Lung gas exchange failure and cardiovascular dysfunction during sepsis can lead to tissue hypoxia. Hypoxia alone has been shown to activate NF-κB and release of cytokines including TNF-α. In the present study, we demonstrate that hypoxia increases NF-κB DNA-binding activity and TNF-α mRNA levels. The hypoxic activation of NF-κB and subsequent TNF-α mRNA gene transcription require increases in mitochondrial ROS generation. Previous studies have reported that mitochondrial complex III can function as an important site of superoxide generation during hypoxia (28). Evidence for mitochondrial ROS regulation of NF-κB during hypoxia rests on the following observations. Hypoxia increased NF-κB DNA-binding activity and ROS generation in the presence of cycloheximide, indicating that hypoxia does not require de novo factors such as TNF-α. The antioxidants NAC and PDTC abolished the hypoxic increase in DCF fluorescence, NF-κB DNA-binding activity, and TNF-α mRNA levels. The specific mitochondrial complex I inhibitor rotenone abolished the increase in DCF fluorescence, NF-κB DNA-binding activity and TNF-α mRNA levels during hypoxia. By contrast, the mitochondrial complex III inhibitor antimycin A did not abolish the increase in ROS signaling, NF-κB DNA-binding activity, and TNF-α mRNA levels during hypoxia. The observation that rotenone abolished ROS signaling, NF-κB activation, and TNF-α mRNA expression during hypoxia whereas antimycin A preserved these responses during hypoxia indicates that mitochondrial ATP is not required for the response, because both inhibitors block electron transport and abolish oxidative phosphorylation.
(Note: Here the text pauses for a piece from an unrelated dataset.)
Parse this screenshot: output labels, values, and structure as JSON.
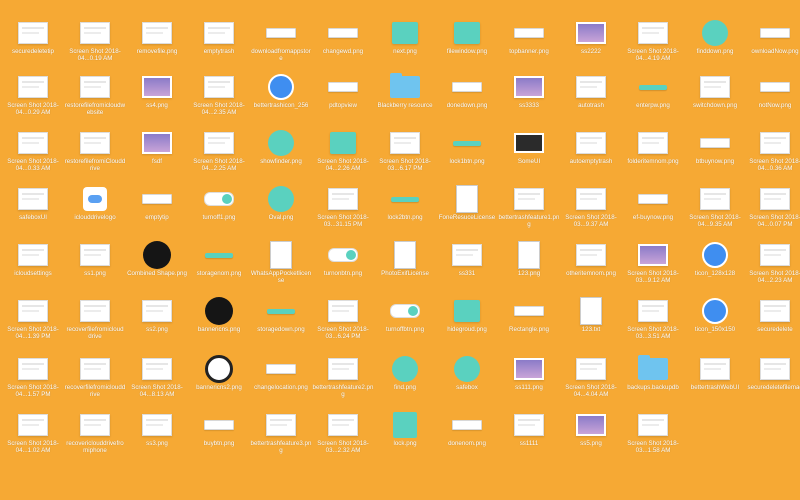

These results indicate that mitochondrial ROS are required for the activation of NF-κB DNA-binding activity and TNF-α mRNA levels during hypoxia (Fig. 8).

Under physiological conditions, low levels of cytokines have important roles in maintaining vascular function, in host defense, and in controlling the repair of tissue injury. However, during systemic sepsis or in response to experimental LPS challenge, the uncontrolled release of cytokines into the circulation contributes to the circulatory dysfunction and may precipitate the development of organ injury in multiple organs. Why is the activation of NF-κB by hypoxia potentially important in this scheme? The activation of NF-κB by hypoxia and the subsequent local cytokine release is part of the normal repair of local tissue injury and thus an adaptive function. For example, localized tissue hypoxia may contribute to the activation of NF-κB and local cytokine release, which could be important in controlling the infectious process and enhancing wound healing. By contrast, during systemic inflammatory states associated with sepsis, hypoxia could augment the excessive release of cytokines that are already stimulated by LPS. Our data support this hypothesis by demonstrating that LPS stimulates TNF-α release 10-fold more than hypoxia alone in macrophages. However, hypoxia significantly augments the LPS-induced release of TNF-α. Antioxidants attenuated the hypoxic augmentation of LPS-induced release of TNF-α, as did inhibitors of the proximal regions of the mitochondrial electron transport chain. Interestingly, hypoxia did not augment LPS-induced NF-κB DNA-binding activity, although hypoxia did augment TNF-α mRNA expression. This suggests that hypoxia may activate transcription factors other than NF-κB that play a role in the hypoxic amplification of LPS induction of TNF-α mRNA levels. Collectively, these studies reveal that hypoxic amplification of LPS gene transcription relies on signaling pathways that involve mitochondrial ROS.